Received: April 07, 2015     Accepted: September 07, 2015     Published: September 19, 2015

ABSTRACT

A single nucleotide polymorphism (T to G) in the mdm2 P2 promoter, mdm2 SNP309, leads to MDM2 overexpression promoting chemotherapy resistant cancers. Two mdm2 G/G SNP309 cancer cell lines, MANCA and A875, have compromised wild-type p53 that co-localizes with MDM2 on chromatin. We hypothesized that MDM2 in these cells inhibited transcription initiation at the p53 target genes p21 and puma. Surprisingly, following etoposide treatment transcription initiation occurred at the compromised target genes in MANCA and A875 cells similar to the T/T ML-1 cell line.

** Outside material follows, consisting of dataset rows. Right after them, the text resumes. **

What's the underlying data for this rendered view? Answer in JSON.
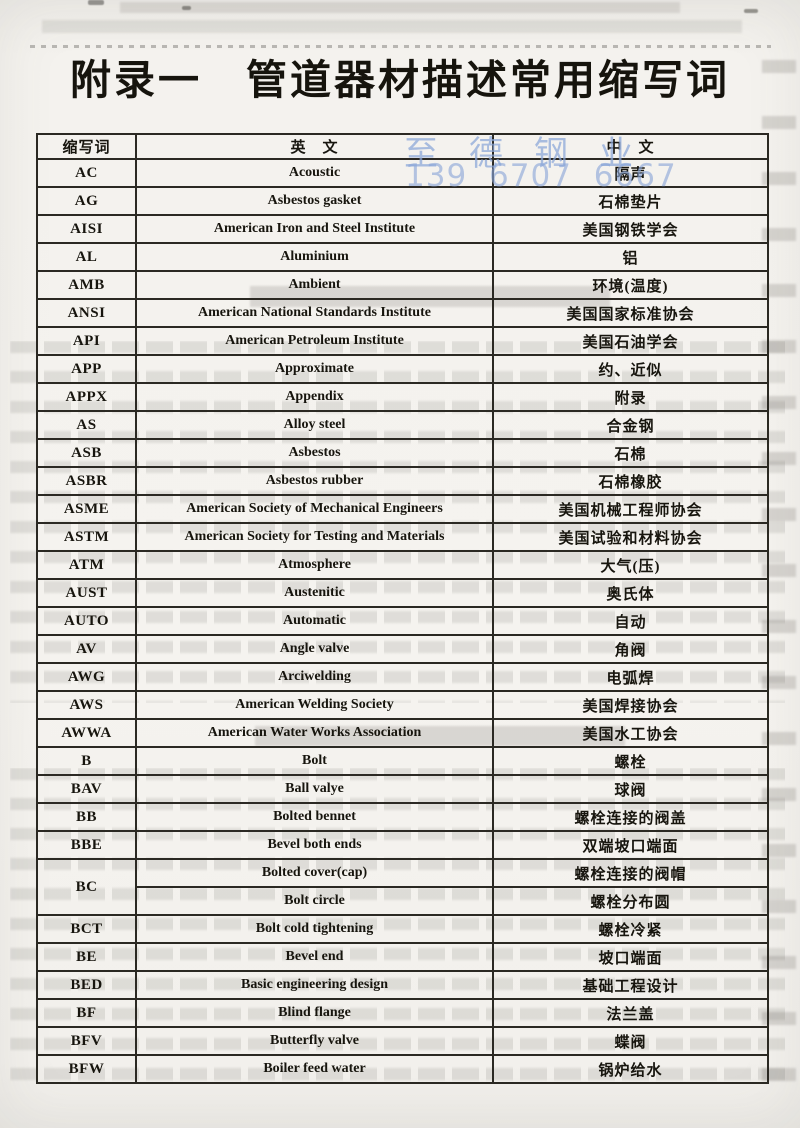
{
  "page": {
    "title": "附录一　管道器材描述常用缩写词"
  },
  "watermark": {
    "line1": "至德钢业",
    "line2": "139 6707 6667"
  },
  "colors": {
    "wm": "#8aa6d9",
    "ink": "#2b2923",
    "paper": "#f3f1ed"
  },
  "table": {
    "headers": [
      "缩写词",
      "英　文",
      "中　文"
    ],
    "rows": [
      {
        "abbr": "AC",
        "en": "Acoustic",
        "zh": "隔声"
      },
      {
        "abbr": "AG",
        "en": "Asbestos gasket",
        "zh": "石棉垫片"
      },
      {
        "abbr": "AISI",
        "en": "American Iron and Steel Institute",
        "zh": "美国钢铁学会"
      },
      {
        "abbr": "AL",
        "en": "Aluminium",
        "zh": "铝"
      },
      {
        "abbr": "AMB",
        "en": "Ambient",
        "zh": "环境(温度)"
      },
      {
        "abbr": "ANSI",
        "en": "American National Standards Institute",
        "zh": "美国国家标准协会"
      },
      {
        "abbr": "API",
        "en": "American Petroleum Institute",
        "zh": "美国石油学会"
      },
      {
        "abbr": "APP",
        "en": "Approximate",
        "zh": "约、近似"
      },
      {
        "abbr": "APPX",
        "en": "Appendix",
        "zh": "附录"
      },
      {
        "abbr": "AS",
        "en": "Alloy steel",
        "zh": "合金钢"
      },
      {
        "abbr": "ASB",
        "en": "Asbestos",
        "zh": "石棉"
      },
      {
        "abbr": "ASBR",
        "en": "Asbestos rubber",
        "zh": "石棉橡胶"
      },
      {
        "abbr": "ASME",
        "en": "American Society of Mechanical Engineers",
        "zh": "美国机械工程师协会"
      },
      {
        "abbr": "ASTM",
        "en": "American Society for Testing and Materials",
        "zh": "美国试验和材料协会"
      },
      {
        "abbr": "ATM",
        "en": "Atmosphere",
        "zh": "大气(压)"
      },
      {
        "abbr": "AUST",
        "en": "Austenitic",
        "zh": "奥氏体"
      },
      {
        "abbr": "AUTO",
        "en": "Automatic",
        "zh": "自动"
      },
      {
        "abbr": "AV",
        "en": "Angle valve",
        "zh": "角阀"
      },
      {
        "abbr": "AWG",
        "en": "Arciwelding",
        "zh": "电弧焊"
      },
      {
        "abbr": "AWS",
        "en": "American Welding Society",
        "zh": "美国焊接协会"
      },
      {
        "abbr": "AWWA",
        "en": "American Water Works Association",
        "zh": "美国水工协会"
      },
      {
        "abbr": "B",
        "en": "Bolt",
        "zh": "螺栓"
      },
      {
        "abbr": "BAV",
        "en": "Ball valye",
        "zh": "球阀"
      },
      {
        "abbr": "BB",
        "en": "Bolted bennet",
        "zh": "螺栓连接的阀盖"
      },
      {
        "abbr": "BBE",
        "en": "Bevel both ends",
        "zh": "双端坡口端面"
      },
      {
        "abbr": "BC",
        "en": "Bolted cover(cap)",
        "zh": "螺栓连接的阀帽",
        "en2": "Bolt circle",
        "zh2": "螺栓分布圆"
      },
      {
        "abbr": "BCT",
        "en": "Bolt cold tightening",
        "zh": "螺栓冷紧"
      },
      {
        "abbr": "BE",
        "en": "Bevel end",
        "zh": "坡口端面"
      },
      {
        "abbr": "BED",
        "en": "Basic engineering design",
        "zh": "基础工程设计"
      },
      {
        "abbr": "BF",
        "en": "Blind flange",
        "zh": "法兰盖"
      },
      {
        "abbr": "BFV",
        "en": "Butterfly valve",
        "zh": "蝶阀"
      },
      {
        "abbr": "BFW",
        "en": "Boiler feed water",
        "zh": "锅炉给水"
      }
    ]
  }
}
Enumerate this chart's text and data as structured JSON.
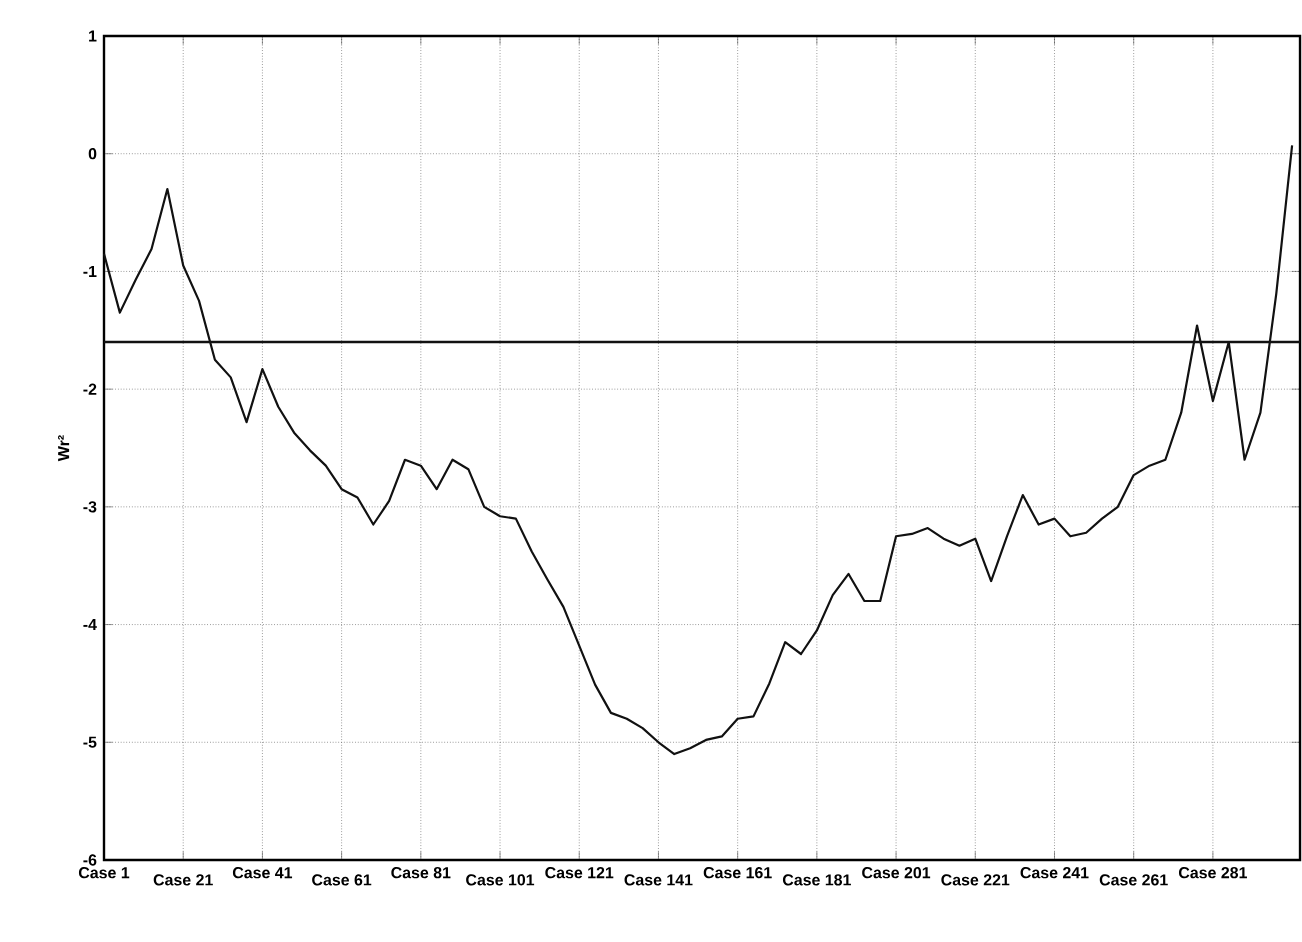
{
  "chart_data": {
    "type": "line",
    "ylabel": "Wr²",
    "categories": [
      "Case 1",
      null,
      null,
      null,
      null,
      "Case 21",
      null,
      null,
      null,
      null,
      "Case 41",
      null,
      null,
      null,
      null,
      "Case 61",
      null,
      null,
      null,
      null,
      "Case 81",
      null,
      null,
      null,
      null,
      "Case 101",
      null,
      null,
      null,
      null,
      "Case 121",
      null,
      null,
      null,
      null,
      "Case 141",
      null,
      null,
      null,
      null,
      "Case 161",
      null,
      null,
      null,
      null,
      "Case 181",
      null,
      null,
      null,
      null,
      "Case 201",
      null,
      null,
      null,
      null,
      "Case 221",
      null,
      null,
      null,
      null,
      "Case 241",
      null,
      null,
      null,
      null,
      "Case 261",
      null,
      null,
      null,
      null,
      "Case 281",
      null,
      null,
      null,
      null,
      null
    ],
    "series": [
      {
        "color": "#111111",
        "values": [
          -0.85,
          -1.35,
          -1.07,
          -0.81,
          -0.3,
          -0.95,
          -1.25,
          -1.75,
          -1.9,
          -2.28,
          -1.83,
          -2.15,
          -2.37,
          -2.52,
          -2.65,
          -2.85,
          -2.92,
          -3.15,
          -2.95,
          -2.6,
          -2.65,
          -2.85,
          -2.6,
          -2.68,
          -3.0,
          -3.08,
          -3.1,
          -3.38,
          -3.62,
          -3.85,
          -4.18,
          -4.51,
          -4.75,
          -4.8,
          -4.88,
          -5.0,
          -5.1,
          -5.05,
          -4.98,
          -4.95,
          -4.8,
          -4.78,
          -4.5,
          -4.15,
          -4.25,
          -4.05,
          -3.75,
          -3.57,
          -3.8,
          -3.8,
          -3.25,
          -3.23,
          -3.18,
          -3.27,
          -3.33,
          -3.27,
          -3.63,
          -3.25,
          -2.9,
          -3.15,
          -3.1,
          -3.25,
          -3.22,
          -3.1,
          -3.0,
          -2.73,
          -2.65,
          -2.6,
          -2.2,
          -1.46,
          -2.1,
          -1.6,
          -2.6,
          -2.2,
          -1.19,
          0.07
        ]
      }
    ],
    "ylim": [
      -6,
      1
    ],
    "yticks": [
      -6,
      -5,
      -4,
      -3,
      -2,
      -1,
      0,
      1
    ],
    "ref_lines": [
      {
        "axis": "y",
        "value": -1.6,
        "color": "#111111"
      }
    ],
    "grid": true,
    "line_style": "solid",
    "marker": "none"
  }
}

In all cell lines tested there was equally robust recruitment of total and initiated RNA polymerase II (Pol II). We found that knockdown of MDM2 in G/G cells moderately increased expression of subsets of p53 target genes without increasing p53 stability. Importantly, etoposide and actinomycin D treatments increased histone H3K36 trimethylation in T/T, but not G/G cells, suggesting a G/G correlated inhibition of transcription elongation. We therefore tested a chemotherapeutic agent (8-amino-adenosine) that induces p53-independent cell death for higher clinically relevant cytotoxicity. We demonstrated that T/T and G/G mdm2 SNP309 cells were equally sensitive to 8-amino-adenosine induced cell death. In conclusion for cancer cells overexpressing MDM2, targeting MDM2 may be less effective than inducing p53-independent cell death.